I stress the word "necessary". What is necessary is clearly a matter of judgment.
I share in a great deal of what has been said, but in my view it is important that these decisions are taken at the right level. They are taken in a quasi-judicial manner, though by political bodies. The issue has been raised of whether there should be a separate independent body to look at planning applications. We have that to an extent, of course, in the planning inspectorate.
What we have now is an extra tier of government—a regional tier. Though I am no particular supporter of the current Mayor of London, I shall say a word or two about the importance of having a planning framework for decisions in London. I question whether it was right for Mr Livingstone to spend £96,000 on the appeal. When I, through the mechanism of a formal Question to the Mayor, asked about the cost of his attending MIPIM, the developers' conference in Cannes, the answer that I got back was that it was all right because the London Development Agency paid for it. That did not seem to be an answer.
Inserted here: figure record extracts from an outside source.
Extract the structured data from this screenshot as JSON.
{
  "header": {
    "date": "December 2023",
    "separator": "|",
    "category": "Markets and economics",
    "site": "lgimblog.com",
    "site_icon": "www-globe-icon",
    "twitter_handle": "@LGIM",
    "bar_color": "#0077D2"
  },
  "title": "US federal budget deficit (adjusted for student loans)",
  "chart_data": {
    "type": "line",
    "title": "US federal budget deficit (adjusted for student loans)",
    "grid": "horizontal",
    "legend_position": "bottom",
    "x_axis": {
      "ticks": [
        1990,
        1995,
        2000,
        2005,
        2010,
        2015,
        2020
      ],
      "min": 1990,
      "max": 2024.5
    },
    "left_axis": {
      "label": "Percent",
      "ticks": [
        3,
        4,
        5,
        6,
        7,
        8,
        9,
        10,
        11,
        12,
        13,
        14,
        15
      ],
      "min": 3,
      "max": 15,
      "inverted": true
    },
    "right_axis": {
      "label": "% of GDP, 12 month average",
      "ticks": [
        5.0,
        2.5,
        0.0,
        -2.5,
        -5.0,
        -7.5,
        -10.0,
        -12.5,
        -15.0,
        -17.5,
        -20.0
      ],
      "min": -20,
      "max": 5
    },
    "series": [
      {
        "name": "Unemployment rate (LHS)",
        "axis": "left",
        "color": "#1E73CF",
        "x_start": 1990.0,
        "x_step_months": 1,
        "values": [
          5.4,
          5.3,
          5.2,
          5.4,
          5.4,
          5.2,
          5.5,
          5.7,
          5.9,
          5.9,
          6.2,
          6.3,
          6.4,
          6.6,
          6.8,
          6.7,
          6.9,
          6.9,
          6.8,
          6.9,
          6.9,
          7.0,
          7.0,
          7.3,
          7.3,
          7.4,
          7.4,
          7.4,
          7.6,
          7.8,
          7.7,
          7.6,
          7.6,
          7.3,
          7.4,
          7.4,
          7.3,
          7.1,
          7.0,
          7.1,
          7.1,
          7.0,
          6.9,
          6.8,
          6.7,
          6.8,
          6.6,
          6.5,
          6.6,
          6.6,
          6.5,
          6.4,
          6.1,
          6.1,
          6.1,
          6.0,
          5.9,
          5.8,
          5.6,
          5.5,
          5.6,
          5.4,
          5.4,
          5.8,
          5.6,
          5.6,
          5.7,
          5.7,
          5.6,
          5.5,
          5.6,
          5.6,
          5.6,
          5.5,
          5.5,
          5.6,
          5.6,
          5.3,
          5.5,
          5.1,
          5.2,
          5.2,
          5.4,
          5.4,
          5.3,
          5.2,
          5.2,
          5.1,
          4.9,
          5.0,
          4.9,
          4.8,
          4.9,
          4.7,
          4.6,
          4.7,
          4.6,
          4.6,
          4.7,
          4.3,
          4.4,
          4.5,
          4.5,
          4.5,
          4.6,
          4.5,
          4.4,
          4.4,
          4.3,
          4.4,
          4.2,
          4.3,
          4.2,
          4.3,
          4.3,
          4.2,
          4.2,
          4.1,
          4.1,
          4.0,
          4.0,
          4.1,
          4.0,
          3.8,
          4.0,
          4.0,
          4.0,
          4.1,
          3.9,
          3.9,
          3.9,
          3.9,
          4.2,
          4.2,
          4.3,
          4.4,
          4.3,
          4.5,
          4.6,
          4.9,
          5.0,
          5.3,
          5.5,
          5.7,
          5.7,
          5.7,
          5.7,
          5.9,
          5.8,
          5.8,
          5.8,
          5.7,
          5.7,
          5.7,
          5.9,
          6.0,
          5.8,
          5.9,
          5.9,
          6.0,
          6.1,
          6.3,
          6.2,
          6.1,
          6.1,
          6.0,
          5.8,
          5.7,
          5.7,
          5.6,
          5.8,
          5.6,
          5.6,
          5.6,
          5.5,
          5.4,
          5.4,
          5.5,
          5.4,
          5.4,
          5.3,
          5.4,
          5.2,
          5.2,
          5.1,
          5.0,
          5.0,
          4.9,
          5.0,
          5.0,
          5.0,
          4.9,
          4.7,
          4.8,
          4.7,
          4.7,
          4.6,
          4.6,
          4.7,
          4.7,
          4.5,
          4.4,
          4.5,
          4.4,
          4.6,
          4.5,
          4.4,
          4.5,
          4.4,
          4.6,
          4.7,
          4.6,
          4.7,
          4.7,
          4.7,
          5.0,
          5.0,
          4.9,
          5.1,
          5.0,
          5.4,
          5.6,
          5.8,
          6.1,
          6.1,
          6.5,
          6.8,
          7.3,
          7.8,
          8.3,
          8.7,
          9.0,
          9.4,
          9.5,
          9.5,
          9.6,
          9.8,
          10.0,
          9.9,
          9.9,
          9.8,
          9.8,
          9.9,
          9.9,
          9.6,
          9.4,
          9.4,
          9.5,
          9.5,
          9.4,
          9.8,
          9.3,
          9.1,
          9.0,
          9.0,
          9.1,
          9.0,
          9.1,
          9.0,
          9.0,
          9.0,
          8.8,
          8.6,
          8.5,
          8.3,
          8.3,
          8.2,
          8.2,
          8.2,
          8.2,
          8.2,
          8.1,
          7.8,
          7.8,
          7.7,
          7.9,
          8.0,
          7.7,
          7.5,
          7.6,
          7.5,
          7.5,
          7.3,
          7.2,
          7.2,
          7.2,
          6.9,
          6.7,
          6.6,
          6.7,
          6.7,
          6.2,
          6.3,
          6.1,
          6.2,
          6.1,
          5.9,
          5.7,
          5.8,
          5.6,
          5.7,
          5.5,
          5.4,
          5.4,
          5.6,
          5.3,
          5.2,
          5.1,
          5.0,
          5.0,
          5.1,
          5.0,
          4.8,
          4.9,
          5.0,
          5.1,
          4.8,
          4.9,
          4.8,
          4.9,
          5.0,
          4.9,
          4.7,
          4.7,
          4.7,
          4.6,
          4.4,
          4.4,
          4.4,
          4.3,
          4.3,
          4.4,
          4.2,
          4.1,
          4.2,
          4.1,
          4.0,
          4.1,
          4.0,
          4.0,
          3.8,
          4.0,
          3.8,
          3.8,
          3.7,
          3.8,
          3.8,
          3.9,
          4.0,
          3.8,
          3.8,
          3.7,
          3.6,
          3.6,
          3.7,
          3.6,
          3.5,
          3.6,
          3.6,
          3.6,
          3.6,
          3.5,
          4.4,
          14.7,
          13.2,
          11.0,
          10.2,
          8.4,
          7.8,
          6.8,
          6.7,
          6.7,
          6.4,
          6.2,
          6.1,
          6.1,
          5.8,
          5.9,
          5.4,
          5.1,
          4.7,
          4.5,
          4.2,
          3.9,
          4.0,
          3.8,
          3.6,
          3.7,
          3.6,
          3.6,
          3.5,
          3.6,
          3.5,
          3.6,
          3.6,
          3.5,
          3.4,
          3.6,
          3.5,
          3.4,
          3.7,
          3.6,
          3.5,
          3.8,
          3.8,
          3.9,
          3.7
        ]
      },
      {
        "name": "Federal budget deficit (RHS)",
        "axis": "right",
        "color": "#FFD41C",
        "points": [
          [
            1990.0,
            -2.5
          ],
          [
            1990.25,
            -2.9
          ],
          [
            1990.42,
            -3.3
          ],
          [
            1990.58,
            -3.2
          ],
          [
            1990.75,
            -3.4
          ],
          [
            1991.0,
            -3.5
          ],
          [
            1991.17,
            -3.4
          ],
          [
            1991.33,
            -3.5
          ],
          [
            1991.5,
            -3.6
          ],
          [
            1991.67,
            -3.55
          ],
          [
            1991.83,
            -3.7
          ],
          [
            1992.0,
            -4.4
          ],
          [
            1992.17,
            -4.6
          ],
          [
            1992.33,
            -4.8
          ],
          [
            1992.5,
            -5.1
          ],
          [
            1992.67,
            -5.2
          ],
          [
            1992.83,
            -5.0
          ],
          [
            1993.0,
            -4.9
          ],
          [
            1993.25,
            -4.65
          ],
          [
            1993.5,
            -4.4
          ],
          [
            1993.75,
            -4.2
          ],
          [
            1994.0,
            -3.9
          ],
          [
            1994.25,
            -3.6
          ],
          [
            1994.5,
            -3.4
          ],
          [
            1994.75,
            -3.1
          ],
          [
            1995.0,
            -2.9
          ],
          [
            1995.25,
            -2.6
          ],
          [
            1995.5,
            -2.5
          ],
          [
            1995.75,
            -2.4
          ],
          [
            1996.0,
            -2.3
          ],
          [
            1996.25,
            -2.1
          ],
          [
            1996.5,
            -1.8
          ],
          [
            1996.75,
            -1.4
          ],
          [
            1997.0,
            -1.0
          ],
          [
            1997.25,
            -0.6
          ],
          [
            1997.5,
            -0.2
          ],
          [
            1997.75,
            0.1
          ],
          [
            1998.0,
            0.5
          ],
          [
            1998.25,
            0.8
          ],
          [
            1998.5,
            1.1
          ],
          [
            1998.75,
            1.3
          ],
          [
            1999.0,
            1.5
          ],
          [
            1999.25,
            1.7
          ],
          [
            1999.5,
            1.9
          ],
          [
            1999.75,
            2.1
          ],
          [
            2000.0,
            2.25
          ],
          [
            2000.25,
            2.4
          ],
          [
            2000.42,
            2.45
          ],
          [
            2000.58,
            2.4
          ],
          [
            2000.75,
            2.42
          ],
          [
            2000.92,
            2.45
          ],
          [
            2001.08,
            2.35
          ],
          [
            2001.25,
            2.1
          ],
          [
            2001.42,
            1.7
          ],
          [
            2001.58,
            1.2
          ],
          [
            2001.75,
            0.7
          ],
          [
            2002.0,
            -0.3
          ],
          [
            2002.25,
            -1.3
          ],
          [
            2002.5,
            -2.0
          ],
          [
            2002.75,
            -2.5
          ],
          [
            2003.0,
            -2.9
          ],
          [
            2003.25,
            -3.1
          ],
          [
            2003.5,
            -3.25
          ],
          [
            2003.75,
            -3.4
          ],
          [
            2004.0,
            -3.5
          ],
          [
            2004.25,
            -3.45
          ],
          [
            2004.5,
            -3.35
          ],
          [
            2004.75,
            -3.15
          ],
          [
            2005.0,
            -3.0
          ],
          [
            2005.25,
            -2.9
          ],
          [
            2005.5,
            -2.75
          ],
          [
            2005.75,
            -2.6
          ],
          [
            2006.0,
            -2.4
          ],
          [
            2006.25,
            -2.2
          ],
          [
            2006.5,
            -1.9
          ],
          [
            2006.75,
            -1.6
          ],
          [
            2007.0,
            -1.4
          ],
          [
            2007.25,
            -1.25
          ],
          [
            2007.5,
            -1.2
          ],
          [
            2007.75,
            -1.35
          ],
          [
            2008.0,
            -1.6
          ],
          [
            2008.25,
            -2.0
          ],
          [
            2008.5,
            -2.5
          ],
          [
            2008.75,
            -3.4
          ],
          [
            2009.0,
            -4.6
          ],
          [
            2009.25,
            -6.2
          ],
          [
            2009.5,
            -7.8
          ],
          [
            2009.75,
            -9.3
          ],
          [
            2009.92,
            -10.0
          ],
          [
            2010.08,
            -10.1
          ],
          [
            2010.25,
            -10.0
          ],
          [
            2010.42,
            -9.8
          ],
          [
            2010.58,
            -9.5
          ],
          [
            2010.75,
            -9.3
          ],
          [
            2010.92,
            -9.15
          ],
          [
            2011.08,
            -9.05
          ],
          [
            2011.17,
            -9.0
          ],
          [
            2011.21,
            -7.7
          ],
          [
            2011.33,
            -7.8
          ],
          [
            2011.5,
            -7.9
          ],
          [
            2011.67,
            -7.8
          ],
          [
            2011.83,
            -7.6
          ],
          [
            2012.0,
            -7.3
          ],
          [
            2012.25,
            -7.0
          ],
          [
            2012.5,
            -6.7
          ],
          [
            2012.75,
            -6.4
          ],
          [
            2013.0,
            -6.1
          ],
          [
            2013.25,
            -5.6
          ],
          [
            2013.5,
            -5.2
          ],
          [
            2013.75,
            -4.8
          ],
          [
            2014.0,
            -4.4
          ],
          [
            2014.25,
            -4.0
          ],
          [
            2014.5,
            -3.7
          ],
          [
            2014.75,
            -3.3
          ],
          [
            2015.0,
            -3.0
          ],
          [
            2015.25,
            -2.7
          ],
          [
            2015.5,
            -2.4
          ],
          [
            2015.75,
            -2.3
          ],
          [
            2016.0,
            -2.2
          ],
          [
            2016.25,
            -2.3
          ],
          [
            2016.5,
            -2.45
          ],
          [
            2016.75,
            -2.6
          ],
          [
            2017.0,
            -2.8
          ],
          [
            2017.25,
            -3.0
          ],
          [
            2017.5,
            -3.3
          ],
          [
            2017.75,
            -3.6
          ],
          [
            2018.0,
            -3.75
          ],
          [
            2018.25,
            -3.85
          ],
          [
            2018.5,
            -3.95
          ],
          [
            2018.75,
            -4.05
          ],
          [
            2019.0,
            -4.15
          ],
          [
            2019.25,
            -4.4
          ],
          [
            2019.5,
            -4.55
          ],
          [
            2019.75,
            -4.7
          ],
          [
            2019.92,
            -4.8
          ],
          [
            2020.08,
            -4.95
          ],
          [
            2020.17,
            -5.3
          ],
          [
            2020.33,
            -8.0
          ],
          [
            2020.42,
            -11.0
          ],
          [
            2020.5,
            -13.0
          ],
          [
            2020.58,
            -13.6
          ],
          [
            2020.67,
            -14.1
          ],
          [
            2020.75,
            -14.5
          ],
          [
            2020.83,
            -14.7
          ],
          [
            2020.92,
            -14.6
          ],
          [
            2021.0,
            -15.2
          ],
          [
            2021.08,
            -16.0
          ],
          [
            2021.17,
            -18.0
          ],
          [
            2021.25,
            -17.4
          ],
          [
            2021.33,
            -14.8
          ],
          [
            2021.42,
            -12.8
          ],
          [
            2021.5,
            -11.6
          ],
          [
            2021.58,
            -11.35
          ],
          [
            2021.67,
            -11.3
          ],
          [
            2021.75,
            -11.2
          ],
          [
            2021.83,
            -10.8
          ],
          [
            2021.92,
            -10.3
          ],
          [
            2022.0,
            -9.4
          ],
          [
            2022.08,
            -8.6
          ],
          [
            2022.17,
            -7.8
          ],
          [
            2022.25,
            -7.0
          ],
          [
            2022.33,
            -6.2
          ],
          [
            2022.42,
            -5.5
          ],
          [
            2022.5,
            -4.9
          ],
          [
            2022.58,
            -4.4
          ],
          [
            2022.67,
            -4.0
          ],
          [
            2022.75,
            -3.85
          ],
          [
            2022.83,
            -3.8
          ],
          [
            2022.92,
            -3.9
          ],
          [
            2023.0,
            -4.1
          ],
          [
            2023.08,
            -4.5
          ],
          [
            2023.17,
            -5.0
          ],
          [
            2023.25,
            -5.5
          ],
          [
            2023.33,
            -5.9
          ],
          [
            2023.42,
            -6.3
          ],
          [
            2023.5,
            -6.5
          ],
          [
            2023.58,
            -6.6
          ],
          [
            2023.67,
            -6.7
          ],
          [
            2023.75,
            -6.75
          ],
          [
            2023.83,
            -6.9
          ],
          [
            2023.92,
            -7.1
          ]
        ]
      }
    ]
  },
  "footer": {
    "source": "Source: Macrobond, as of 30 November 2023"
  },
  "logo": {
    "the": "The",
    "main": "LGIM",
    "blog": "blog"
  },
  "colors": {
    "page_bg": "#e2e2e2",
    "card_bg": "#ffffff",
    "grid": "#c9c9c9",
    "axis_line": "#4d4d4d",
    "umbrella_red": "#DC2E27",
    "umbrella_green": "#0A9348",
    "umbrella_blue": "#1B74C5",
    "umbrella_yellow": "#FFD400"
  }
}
As politicians, we all strive for accountability and transparency, and so it is right to spell out the criteria on which decisions should be based. That is what we find—maybe not perfectly and maybe we disagree with all or parts of it—in the London plan which, with the Lambeth UDP, is now part of the development plan. I share the regret that Lambeth's view of the design of the tower did not prevail. Its comments in the decision on the design were firmly rooted in the London plan. It quoted policies in the plan and in its own deposited draft unitary development plan and it commented on the proposed tower not being of sufficiently high quality and the world-class, iconic—there is that word again—standard of architecture required in the location, in view of its inevitable prominence. That is rooted in adopted, progressing, or emerging—as the planners always say—documents. In the case of the London plan, it went through the long and sometimes tedious public inquiry.
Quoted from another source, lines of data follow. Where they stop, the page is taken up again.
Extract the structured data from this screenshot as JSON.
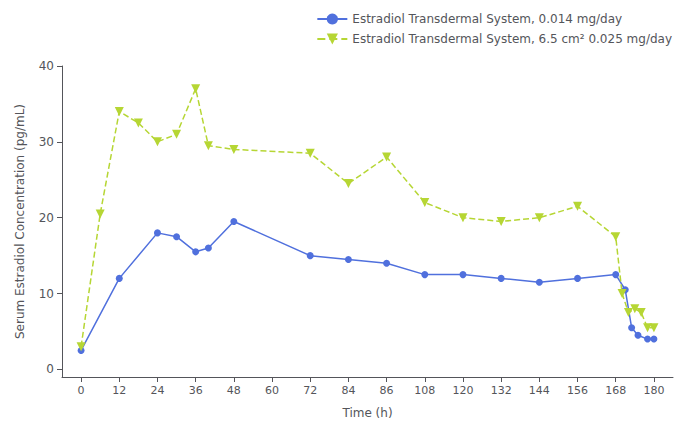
{
  "chart_data": {
    "type": "line",
    "xlabel": "Time (h)",
    "ylabel": "Serum Estradiol Concentration (pg/mL)",
    "xlim": [
      -6,
      186
    ],
    "xticks": [
      0,
      12,
      24,
      36,
      48,
      60,
      72,
      84,
      86,
      108,
      120,
      132,
      144,
      156,
      168,
      180
    ],
    "ylim": [
      -1,
      40
    ],
    "yticks": [
      0,
      10,
      20,
      30,
      40
    ],
    "grid": false,
    "legend": "upper right",
    "series": [
      {
        "name": "Estradiol Transdermal System, 0.014 mg/day",
        "marker": "circle",
        "line_style": "solid",
        "x": [
          0,
          12,
          24,
          30,
          36,
          40,
          48,
          72,
          84,
          86,
          108,
          120,
          132,
          144,
          156,
          168,
          171,
          173,
          175,
          178,
          180
        ],
        "values": [
          2.5,
          12,
          18,
          17.5,
          15.5,
          16,
          19.5,
          15,
          14.5,
          14,
          12.5,
          12.5,
          12,
          11.5,
          12,
          12.5,
          10.5,
          5.5,
          4.5,
          4.0,
          4.0
        ]
      },
      {
        "name": "Estradiol Transdermal System, 6.5 cm² 0.025 mg/day",
        "marker": "triangle-down",
        "line_style": "dashed",
        "x": [
          0,
          6,
          12,
          18,
          24,
          30,
          36,
          40,
          48,
          72,
          84,
          86,
          108,
          120,
          132,
          144,
          156,
          168,
          170,
          172,
          174,
          176,
          178,
          180
        ],
        "values": [
          3,
          20.5,
          34,
          32.5,
          30,
          31,
          37,
          29.5,
          29,
          28.5,
          24.5,
          28,
          22,
          20,
          19.5,
          20,
          21.5,
          17.5,
          10.0,
          7.5,
          8.0,
          7.5,
          5.5,
          5.5
        ]
      }
    ]
  }
}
We may individually disagree with parts, but it is fair to say that in dealing with tall buildings the London plan included the issue of clusters. Much of what is being complained about is already in the planning framework, and it is often a matter of interpretation. The London Assembly, which I currently chair, would love to control the Mayor, as the invitation was issued earlier, but the legislation setting us up does not allow us to do that. The Mayor is currently consulting on the London view management framework.
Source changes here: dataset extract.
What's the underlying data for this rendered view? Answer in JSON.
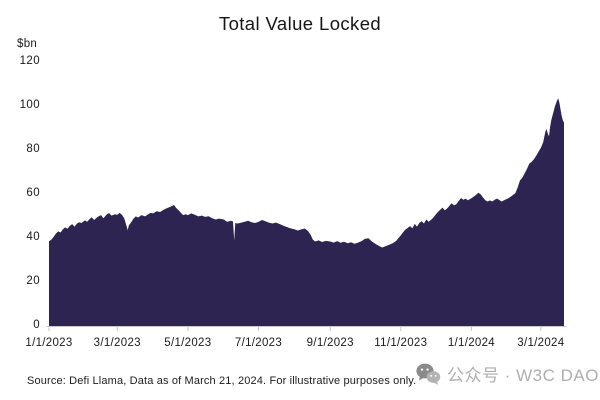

I am well aware that the noble Lords who have spoken, and perhaps also other noble Lords, will regard me as a philistine. I am not commenting on the particular design of the building, but it is very much a matter of taste. I am well aware of the views of the noble Lord, Lord St. John of Fawsley, on the London Eye. I differ from him there. I have come to accept that there is often no single correct view on those matters. It is essential to articulate the reasons for the view—forgive the pun—based on agreed criteria.
I do not know on what technical basis the Government could revisit the decision, but I urge the Minister to decline the invitation, not just because of the merits but because the Secretary of State's decision was taken in a quasi-judicial manner. Although he is assisted in unscrambling some of the difficult issues of affordable housing, which we were left with, the matter is best left back with the local planning authority where it belongs. It looks like the outcome is the one that we all anticipate.
The noble Lord, Lord Baker, said that Parliament should have a particular role regarding height. I agree that the height of buildings, the impact on views in London, and the impact on important areas of London are hugely important issues, but why only height? Many aspects of planning are hugely important, and one of those aspects is affordable housing. I am sorry that I have already taken slightly longer than I intended, but I will use this occasion to raise one related point, regarding the importance of so-called affordable, or social housing.
I understand that in a recent case a judge determined that the value of market housing is diminished by its proximity to social housing. I have not given the Minister notice of this point, but I hope that the Government will consider it seriously. Clearly, much depends on the detail of that case. It would be unfortunate to find ourselves as a society going down the road to accepting that there is something undesirable about social housing.
I cheer myself up by recalling that in the ward that I used to represent there was a wall between an area of private housing—blocks of flats quite tall for the area— and what at the time was a council estate. The private owners had insisted on the wall being erected at the time the council housing was built. They then decided it would be quite nice to have it down. It was the occupiers of the council housing who said they did not want to be in with "that lot", and that they would retain their own independence.